Johansen has encountered a varied range of readers at bookstores and meet-and-greets, where the response has mostly been “overwhelmingly positive”, and for the debutante novelist their goodwill is half the battle achieved. “I don’t care if half the world hates the book – that in itself is success to me. A lot of them actually told me that Kelsea is a heroine they’ve been looking for all their life.”

“I have about four fantasy authors I really like and beyond them I’ve read almost nothing,” she says. These authors gave her the details she needed to conjure up medieval themes as part of the backdrop of The Queen of the Tearling. “I actually did no research into medieval times,” she confesses. “Anything in there that feels medieval is me cobbling together observations from a bunch of fiction books I’ve read for fun.” Think Frank Hubert’s Dune, Marion Zimmer Bradley’s Mists of Avalon, Terry Brooks’ Heritage of Shannara and Richard Adams’ Watership Down.

She also adores the Harry Potter and The Lord of The Rings series.

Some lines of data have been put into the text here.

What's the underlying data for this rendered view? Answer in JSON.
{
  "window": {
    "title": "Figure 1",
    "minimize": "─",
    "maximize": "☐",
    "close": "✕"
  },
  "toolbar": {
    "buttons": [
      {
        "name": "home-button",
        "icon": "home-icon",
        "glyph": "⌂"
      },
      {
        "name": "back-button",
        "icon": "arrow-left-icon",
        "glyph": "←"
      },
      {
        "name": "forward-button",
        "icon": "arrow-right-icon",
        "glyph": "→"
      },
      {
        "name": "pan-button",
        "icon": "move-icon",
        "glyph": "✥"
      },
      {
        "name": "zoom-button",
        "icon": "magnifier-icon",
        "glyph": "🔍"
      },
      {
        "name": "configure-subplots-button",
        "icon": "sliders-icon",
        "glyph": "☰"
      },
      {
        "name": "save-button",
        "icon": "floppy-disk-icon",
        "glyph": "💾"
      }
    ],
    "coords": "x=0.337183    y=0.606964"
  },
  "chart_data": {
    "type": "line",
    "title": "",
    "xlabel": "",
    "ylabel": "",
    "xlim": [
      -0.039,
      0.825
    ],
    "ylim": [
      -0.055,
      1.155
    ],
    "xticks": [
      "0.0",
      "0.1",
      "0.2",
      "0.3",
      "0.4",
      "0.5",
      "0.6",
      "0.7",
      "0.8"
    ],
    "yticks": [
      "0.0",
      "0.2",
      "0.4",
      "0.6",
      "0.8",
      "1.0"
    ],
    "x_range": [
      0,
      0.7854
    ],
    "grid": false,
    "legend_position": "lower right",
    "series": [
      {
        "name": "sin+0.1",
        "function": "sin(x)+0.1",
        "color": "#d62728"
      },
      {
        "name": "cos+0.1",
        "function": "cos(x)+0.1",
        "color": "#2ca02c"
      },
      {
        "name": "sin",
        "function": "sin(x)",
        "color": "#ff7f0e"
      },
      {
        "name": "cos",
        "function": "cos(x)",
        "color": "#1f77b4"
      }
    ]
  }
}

But horror is her favourite genre. “I love Stephen King, Richard Matheson and HP Lovecraft,” she says. But she admits she “isn’t very good at writing it”.

There are moments of fear in her book. Meta-narrative scenes that describe the horrific idea of a world devoid of books: the new world suffers from a shortage of books, brought on by the popularity of electronic publishing and the resultant loss of hard copies.

“It’s my little hint that no matter what time period we’re in, now that we’ve invented the printing press and have the ability to have our words printed we should not let it die,” Johansen explains.

Not that eBooks are evil, she clarifies quickly. “I might be a bit of Luddite”, she jokes. “But I’m just not confident that electricity in general and electronics in general are always gonna be here for us, that they’re infallible. Not great for the trees, but…”

She credits her father, who like Kelsea’s foster parents educated her to become an intelligent, politically aware citizen, for nourishing her love of writing. It’s the only time the acutely private author, who still lives in San Francisco (where she was born and raised), discusses her family.

“He was reading to me long before I could even crawl,” she says. “And one of the greatest things he did as a parent is to tell me to go ahead and learn – even if there’s no job waiting for me at the end. Just to learn anyway.”

Considering that Johansen was a down-on-luck graduate plodding away at a novel with no guarantees, it’s no wonder she is happy her life eventually took a turn for the better.

Her voice cracks in gratitude when she says, “I might have looked like a failure to my father in secret, but he never made me feel that way.”

Things have never looked better for Johansen now she’s a full-time writer, with her book being sold in more than 20 countries worldwide. “I get to wake up every day and all I have to do is write!” she gushes. “I no longer stay awake at night figuring out how to pay my bills. It’s the greatest gift. It really is a dream come true!”